21.穏やかな午後は一転した

 ドラゴンなので肉食のリュシーは、勝手に森で獲物を捕らえてくる。専属女性騎士コリンヌは、本来、私の警護として選ばれた。実際はレオに役目を奪われてしまい、リュシー専属のようになってしまったけれど。


 もふもふの毛皮をブラシで丁寧に撫でる。大量の毛が抜け、ふわふわと舞った。巨大な綿毛みたいだわ。


「お嬢様、そのような仕事は私が」


「しばらくリュシーと会えなかったから、触れ合っておきたいの」


 機嫌良さそうに伸びをするリュシーが転がり、今度はお腹だと訴える。全身を揺らしてお強請りする姿は、大型犬そのものだった。ただ、大きすぎるんだけど……。


「リュシー、背中の羽はどうしたの」


 寝転がると下敷きになって痛いかも。心配して尋ねると、答えはコリンヌがくれた。


「ご安心ください。このように消せるようです」


 言われて回り込めば、確かに羽がない。本人の意思で、出し入れが自由だなんて。まったく知らなかったわ。


 私がリュシーと毎日一緒に過ごせたのは、彼が成長するまで。この二年は数週間しか一緒にいられなかった。お腹の毛もブラッシングし、最後にぼふんと体ごと飛び込む。体勢を変えたリュシーが、くるりと巻きついた。

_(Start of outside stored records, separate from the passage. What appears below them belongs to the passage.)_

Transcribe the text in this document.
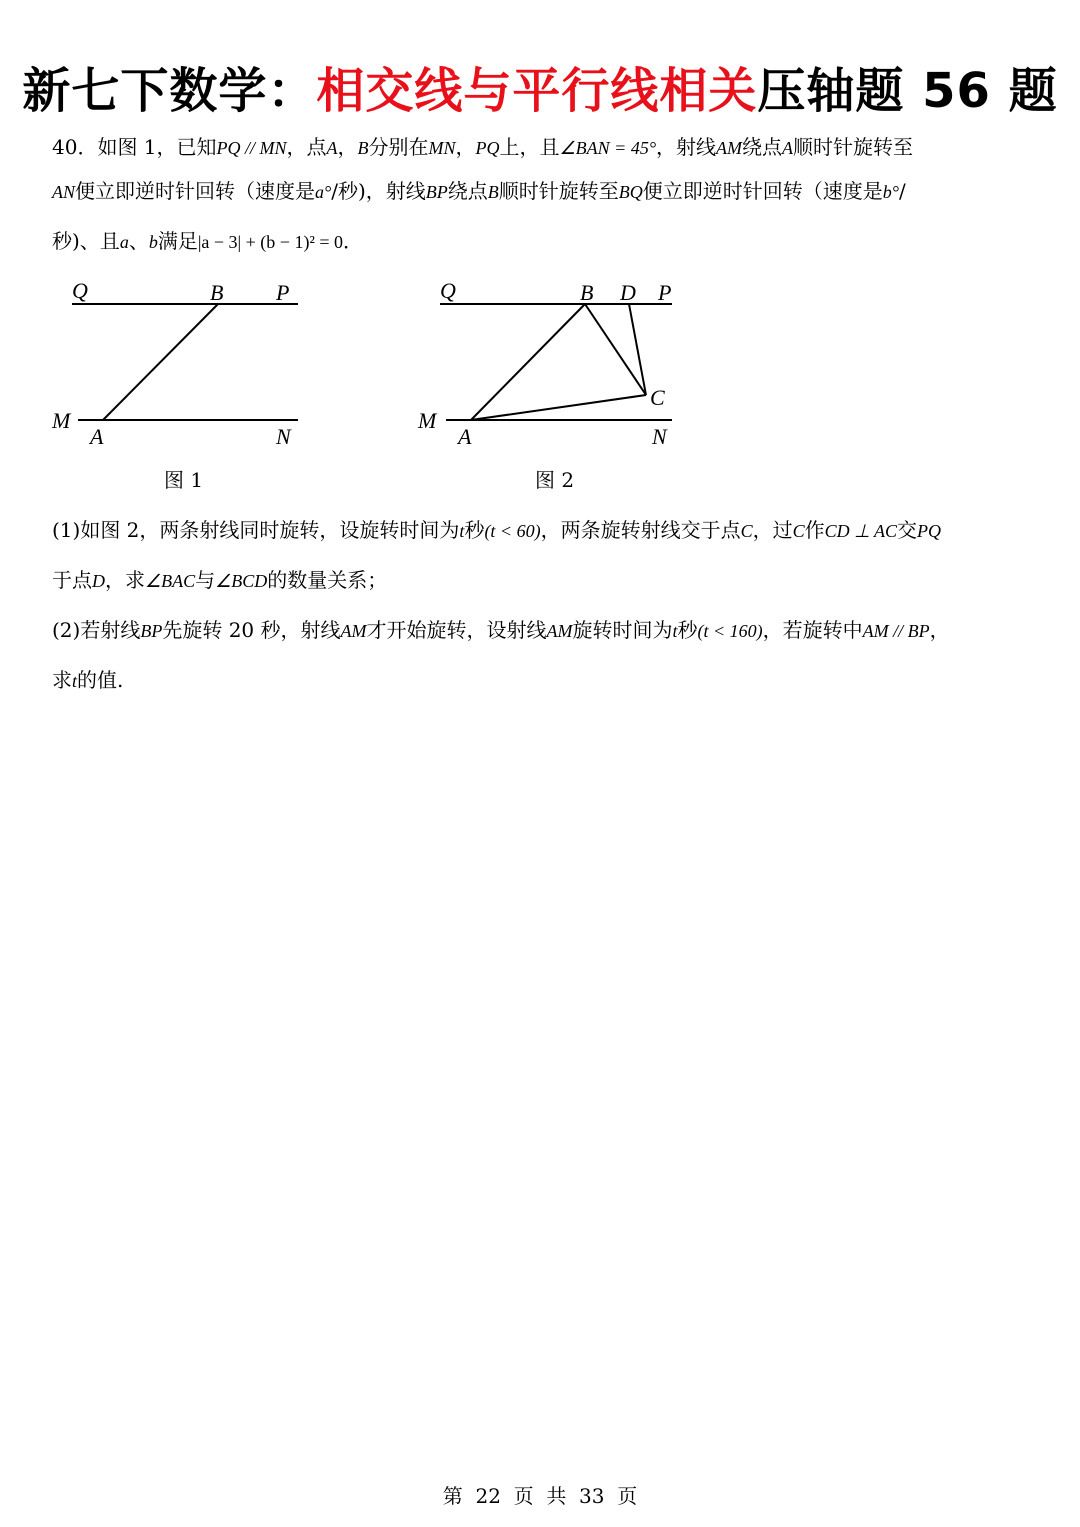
新七下数学：相交线与平行线相关压轴题 56 题
40．如图 1，已知PQ // MN，点A，B分别在MN，PQ上，且∠BAN = 45°，射线AM绕点A顺时针旋转至
AN便立即逆时针回转（速度是a°/秒)，射线BP绕点B顺时针旋转至BQ便立即逆时针回转（速度是b°/
秒)、且a、b满足|a − 3| + (b − 1)² = 0．
Q	B P
M
A	N
图 1
Q	B D P
C
M
A	N
图 2
(1)如图 2，两条射线同时旋转，设旋转时间为t秒(t < 60)，两条旋转射线交于点C，过C作CD ⊥ AC交PQ
于点D，求∠BAC与∠BCD的数量关系；
(2)若射线BP先旋转 20 秒，射线AM才开始旋转，设射线AM旋转时间为t秒(t < 160)，若旋转中AM // BP，
求t的值.
第  22  页  共  33  页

「いい子ね、本国へ戻らないと仲間もいないし……寂しかったでしょう」


 くーんと鼻を鳴らし、全力で甘える姿は幼い頃と変わらない。卵から孵して大事に育て、屋敷に入れなくなった頃に離れてしまった。突然一人にされて、さぞ悲しかっただろう。


「それが……リュシー様はその……何回か隣大陸へ飛んだようでして」


「え?」


「ご報告が遅れましてもうしわけございません。確証がなく、まだ調査結果も出ておりませんが、行き先はおそらく本国かと」


 普段はきはきと話すコリンヌは、珍しく言いづらそうだ。本国まで空を飛ぶと、かなりの距離がある。ドラゴンなら一っ飛びなの? 首を傾げてリュシーの顔を覗くも、当人は舌を見せてへらりと笑うような表情になった。


 犬らしい顔だけど、ドラゴンなのよね。時々忘れて、巨犬扱いしちゃうわ。


「あらあら、羨ましいこと」


 聞こえたのは、セレーヌ叔母様の声だ。隣には叔母様の忠犬エナン卿が寄り添っていた。いいえ、正確に表現しましょう。歩けない叔母様を、エナン卿が抱き上げて移動中みたいね。


「叔母様、エナン卿も……ご機嫌いかが」


 騎士の敬礼で控えるコリンヌが、許可を得て敬礼を解く。私はかける言葉に迷って、無難なものを選んだ。だって、体調はどうと聞いたら、全部知ってるわと突きつけるのも同じ。誰もが状況を理解していたとしても、そこは伏せるべきよね。


「ありがとう。あなたが伝令を出してくれたのよね、シャル」


 穏やかな笑みの叔母様は、誰もが想像していた言葉をすっ飛ばした。


「ユーグと明日結婚するわ」


「婚約、ではなく?」


 明日? え……、ルフォルの貴族がレオと狐狩りに出ているのに? 準備はどうするの。大変!


「すぐに手配しなくちゃ! ドレスと食事……は何とかなるわね。大至急、集合の号令をかけて!!」


 承知と言い残し、コリンヌが走っていく。遊んでいると思ったのか、リュシーの尻尾が大きく揺れた。すぐに屋敷が蜂の巣を突いた騒ぎになり、各貴族家へ伝令が走る。間に合うかしら。